Richard Finn, MD, on Advanced Breast Cancer: New Data on Palbociclib Plus Letrozole From PALOMA-2

Richard Finn, MD, of the Geffen School of Medicine at UCLA and the Jonsson Comprehensive Cancer Center, discusses analyses from the PALOMA-2 trial on overall survival with first-line palbociclib plus letrozole vs placebo plus letrozole in women with ER-positive/HER2-negative advanced breast cancer. The study met its primary endpoint of improving progression-free survival but not the secondary endpoint of overall survival. Although patients receiving palbociclib plus letrozole had numerically longer overall survival than those receiving placebo plus letrozole, the results were not statistically significant (Abstract LBA1003).

Leukemia

Eunice S. Wang, MD, on AML: Long-Term Results With Crenolanib Plus Chemotherapy

Eunice S. Wang, MD, of Roswell Park Comprehensive Cancer Center, discusses long-term phase II findings of a trial evaluating crenolanib plus chemotherapy in newly diagnosed adults with FLT3-mutant acute myeloid leukemia. The study showed a composite complete remission rate of 86%. With a median follow-up of 45 months, median overall survival has not been reached.
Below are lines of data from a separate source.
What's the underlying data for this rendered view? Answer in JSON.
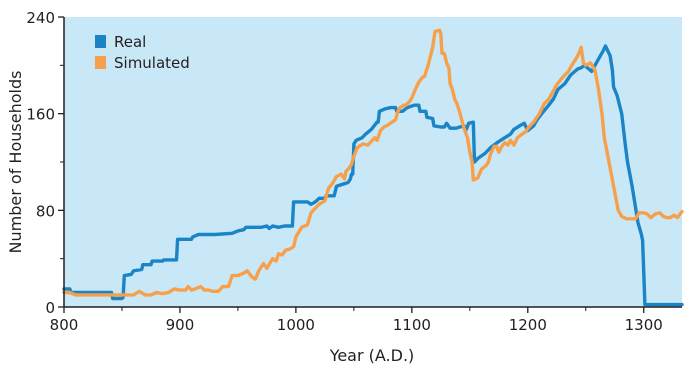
{
  "chart_data": {
    "type": "line",
    "title": "",
    "xlabel": "Year (A.D.)",
    "ylabel": "Number of Households",
    "xlim": [
      800,
      1333
    ],
    "ylim": [
      0,
      240
    ],
    "xticks": [
      800,
      900,
      1000,
      1100,
      1200,
      1300
    ],
    "yticks": [
      0,
      80,
      160,
      240
    ],
    "grid": false,
    "legend_position": "top-left",
    "background_color": "#c9e8f7",
    "series": [
      {
        "name": "Real",
        "color": "#1a84c7",
        "points": [
          [
            800,
            15
          ],
          [
            805,
            15
          ],
          [
            806,
            12
          ],
          [
            830,
            12
          ],
          [
            841,
            12
          ],
          [
            842,
            7
          ],
          [
            850,
            7
          ],
          [
            851,
            8
          ],
          [
            852,
            26
          ],
          [
            858,
            27
          ],
          [
            860,
            30
          ],
          [
            867,
            31
          ],
          [
            868,
            35
          ],
          [
            875,
            35
          ],
          [
            876,
            38
          ],
          [
            885,
            38
          ],
          [
            886,
            39
          ],
          [
            897,
            39
          ],
          [
            898,
            56
          ],
          [
            910,
            56
          ],
          [
            911,
            58
          ],
          [
            916,
            60
          ],
          [
            925,
            60
          ],
          [
            930,
            60
          ],
          [
            945,
            61
          ],
          [
            950,
            63
          ],
          [
            955,
            64
          ],
          [
            957,
            66
          ],
          [
            970,
            66
          ],
          [
            975,
            67
          ],
          [
            977,
            65
          ],
          [
            980,
            67
          ],
          [
            985,
            66
          ],
          [
            990,
            67
          ],
          [
            997,
            67
          ],
          [
            998,
            87
          ],
          [
            1010,
            87
          ],
          [
            1013,
            85
          ],
          [
            1015,
            86
          ],
          [
            1018,
            88
          ],
          [
            1020,
            90
          ],
          [
            1025,
            90
          ],
          [
            1026,
            92
          ],
          [
            1033,
            92
          ],
          [
            1035,
            100
          ],
          [
            1045,
            103
          ],
          [
            1047,
            106
          ],
          [
            1048,
            110
          ],
          [
            1049,
            110
          ],
          [
            1050,
            135
          ],
          [
            1052,
            138
          ],
          [
            1057,
            140
          ],
          [
            1060,
            143
          ],
          [
            1065,
            147
          ],
          [
            1070,
            153
          ],
          [
            1071,
            153
          ],
          [
            1072,
            162
          ],
          [
            1077,
            164
          ],
          [
            1082,
            165
          ],
          [
            1086,
            165
          ],
          [
            1087,
            162
          ],
          [
            1092,
            162
          ],
          [
            1096,
            165
          ],
          [
            1102,
            167
          ],
          [
            1106,
            167
          ],
          [
            1107,
            162
          ],
          [
            1112,
            162
          ],
          [
            1113,
            157
          ],
          [
            1118,
            156
          ],
          [
            1119,
            150
          ],
          [
            1125,
            149
          ],
          [
            1128,
            149
          ],
          [
            1130,
            152
          ],
          [
            1133,
            148
          ],
          [
            1138,
            148
          ],
          [
            1145,
            150
          ],
          [
            1147,
            147
          ],
          [
            1149,
            152
          ],
          [
            1153,
            153
          ],
          [
            1154,
            120
          ],
          [
            1157,
            123
          ],
          [
            1163,
            127
          ],
          [
            1168,
            132
          ],
          [
            1175,
            137
          ],
          [
            1180,
            140
          ],
          [
            1185,
            143
          ],
          [
            1188,
            147
          ],
          [
            1193,
            150
          ],
          [
            1197,
            152
          ],
          [
            1200,
            146
          ],
          [
            1205,
            150
          ],
          [
            1208,
            155
          ],
          [
            1212,
            160
          ],
          [
            1218,
            167
          ],
          [
            1222,
            172
          ],
          [
            1226,
            180
          ],
          [
            1232,
            185
          ],
          [
            1237,
            192
          ],
          [
            1243,
            197
          ],
          [
            1246,
            198
          ],
          [
            1249,
            200
          ],
          [
            1255,
            195
          ],
          [
            1258,
            200
          ],
          [
            1262,
            207
          ],
          [
            1265,
            212
          ],
          [
            1267,
            216
          ],
          [
            1271,
            208
          ],
          [
            1273,
            196
          ],
          [
            1274,
            182
          ],
          [
            1277,
            175
          ],
          [
            1281,
            160
          ],
          [
            1284,
            135
          ],
          [
            1286,
            120
          ],
          [
            1290,
            100
          ],
          [
            1293,
            82
          ],
          [
            1295,
            70
          ],
          [
            1298,
            60
          ],
          [
            1299,
            55
          ],
          [
            1300,
            30
          ],
          [
            1301,
            2
          ],
          [
            1333,
            2
          ]
        ]
      },
      {
        "name": "Simulated",
        "color": "#f7a04b",
        "points": [
          [
            800,
            12
          ],
          [
            805,
            12
          ],
          [
            810,
            10
          ],
          [
            820,
            10
          ],
          [
            830,
            10
          ],
          [
            842,
            10
          ],
          [
            848,
            10
          ],
          [
            852,
            10
          ],
          [
            860,
            10
          ],
          [
            865,
            13
          ],
          [
            870,
            10
          ],
          [
            875,
            10
          ],
          [
            880,
            12
          ],
          [
            885,
            11
          ],
          [
            890,
            12
          ],
          [
            895,
            15
          ],
          [
            900,
            14
          ],
          [
            905,
            14
          ],
          [
            907,
            17
          ],
          [
            910,
            14
          ],
          [
            913,
            15
          ],
          [
            918,
            17
          ],
          [
            921,
            14
          ],
          [
            925,
            14
          ],
          [
            928,
            13
          ],
          [
            933,
            13
          ],
          [
            937,
            17
          ],
          [
            942,
            17
          ],
          [
            945,
            26
          ],
          [
            950,
            26
          ],
          [
            955,
            28
          ],
          [
            958,
            30
          ],
          [
            962,
            25
          ],
          [
            965,
            23
          ],
          [
            968,
            30
          ],
          [
            972,
            36
          ],
          [
            975,
            32
          ],
          [
            978,
            37
          ],
          [
            980,
            40
          ],
          [
            983,
            38
          ],
          [
            985,
            44
          ],
          [
            988,
            43
          ],
          [
            991,
            47
          ],
          [
            995,
            48
          ],
          [
            998,
            50
          ],
          [
            1000,
            58
          ],
          [
            1005,
            66
          ],
          [
            1010,
            68
          ],
          [
            1013,
            78
          ],
          [
            1015,
            80
          ],
          [
            1018,
            83
          ],
          [
            1020,
            85
          ],
          [
            1025,
            88
          ],
          [
            1028,
            98
          ],
          [
            1032,
            103
          ],
          [
            1035,
            108
          ],
          [
            1039,
            110
          ],
          [
            1042,
            106
          ],
          [
            1043,
            112
          ],
          [
            1046,
            115
          ],
          [
            1048,
            118
          ],
          [
            1050,
            125
          ],
          [
            1053,
            132
          ],
          [
            1058,
            135
          ],
          [
            1062,
            134
          ],
          [
            1065,
            137
          ],
          [
            1068,
            140
          ],
          [
            1070,
            138
          ],
          [
            1073,
            146
          ],
          [
            1076,
            149
          ],
          [
            1080,
            151
          ],
          [
            1083,
            153
          ],
          [
            1086,
            155
          ],
          [
            1088,
            162
          ],
          [
            1090,
            165
          ],
          [
            1093,
            167
          ],
          [
            1095,
            167
          ],
          [
            1098,
            170
          ],
          [
            1100,
            173
          ],
          [
            1103,
            180
          ],
          [
            1106,
            186
          ],
          [
            1109,
            190
          ],
          [
            1111,
            191
          ],
          [
            1114,
            200
          ],
          [
            1118,
            215
          ],
          [
            1120,
            228
          ],
          [
            1124,
            229
          ],
          [
            1125,
            226
          ],
          [
            1126,
            210
          ],
          [
            1128,
            210
          ],
          [
            1130,
            202
          ],
          [
            1132,
            198
          ],
          [
            1133,
            185
          ],
          [
            1135,
            180
          ],
          [
            1137,
            172
          ],
          [
            1139,
            168
          ],
          [
            1141,
            162
          ],
          [
            1143,
            155
          ],
          [
            1145,
            148
          ],
          [
            1148,
            140
          ],
          [
            1150,
            128
          ],
          [
            1152,
            120
          ],
          [
            1153,
            105
          ],
          [
            1157,
            107
          ],
          [
            1160,
            114
          ],
          [
            1164,
            117
          ],
          [
            1166,
            120
          ],
          [
            1168,
            127
          ],
          [
            1171,
            133
          ],
          [
            1173,
            133
          ],
          [
            1175,
            128
          ],
          [
            1177,
            132
          ],
          [
            1180,
            136
          ],
          [
            1183,
            134
          ],
          [
            1185,
            138
          ],
          [
            1188,
            134
          ],
          [
            1191,
            140
          ],
          [
            1195,
            143
          ],
          [
            1198,
            145
          ],
          [
            1201,
            149
          ],
          [
            1205,
            153
          ],
          [
            1210,
            160
          ],
          [
            1214,
            168
          ],
          [
            1218,
            172
          ],
          [
            1221,
            177
          ],
          [
            1225,
            184
          ],
          [
            1230,
            190
          ],
          [
            1235,
            195
          ],
          [
            1238,
            200
          ],
          [
            1242,
            206
          ],
          [
            1245,
            212
          ],
          [
            1246,
            215
          ],
          [
            1248,
            202
          ],
          [
            1250,
            200
          ],
          [
            1254,
            202
          ],
          [
            1258,
            196
          ],
          [
            1261,
            180
          ],
          [
            1264,
            160
          ],
          [
            1266,
            140
          ],
          [
            1270,
            120
          ],
          [
            1274,
            100
          ],
          [
            1278,
            80
          ],
          [
            1281,
            75
          ],
          [
            1285,
            73
          ],
          [
            1290,
            73
          ],
          [
            1293,
            73
          ],
          [
            1296,
            78
          ],
          [
            1300,
            78
          ],
          [
            1303,
            77
          ],
          [
            1306,
            74
          ],
          [
            1310,
            77
          ],
          [
            1314,
            78
          ],
          [
            1317,
            75
          ],
          [
            1320,
            74
          ],
          [
            1323,
            74
          ],
          [
            1326,
            76
          ],
          [
            1329,
            74
          ],
          [
            1333,
            79
          ]
        ]
      }
    ]
  }
}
A phase III trial is ongoing (Abstract 7007).

Skin Cancer
Immunotherapy

Georgina V. Long, MD, PhD, on Melanoma: Distant Metastasis–Free Survival With Adjuvant Pembrolizumab

Georgina V. Long, MD, PhD, of the Melanoma Institute Australia, The University of Sydney, discusses phase III findings from the KEYNOTE-716 study. The trial showed that compared with placebo, adjuvant pembrolizumab significantly improved distant metastasis–free survival in patients with resected stage IIB and IIC melanoma. The findings also suggest a continued reduction in the risk of recurrence and a favorable benefit-risk profile (Abstract LBA9500).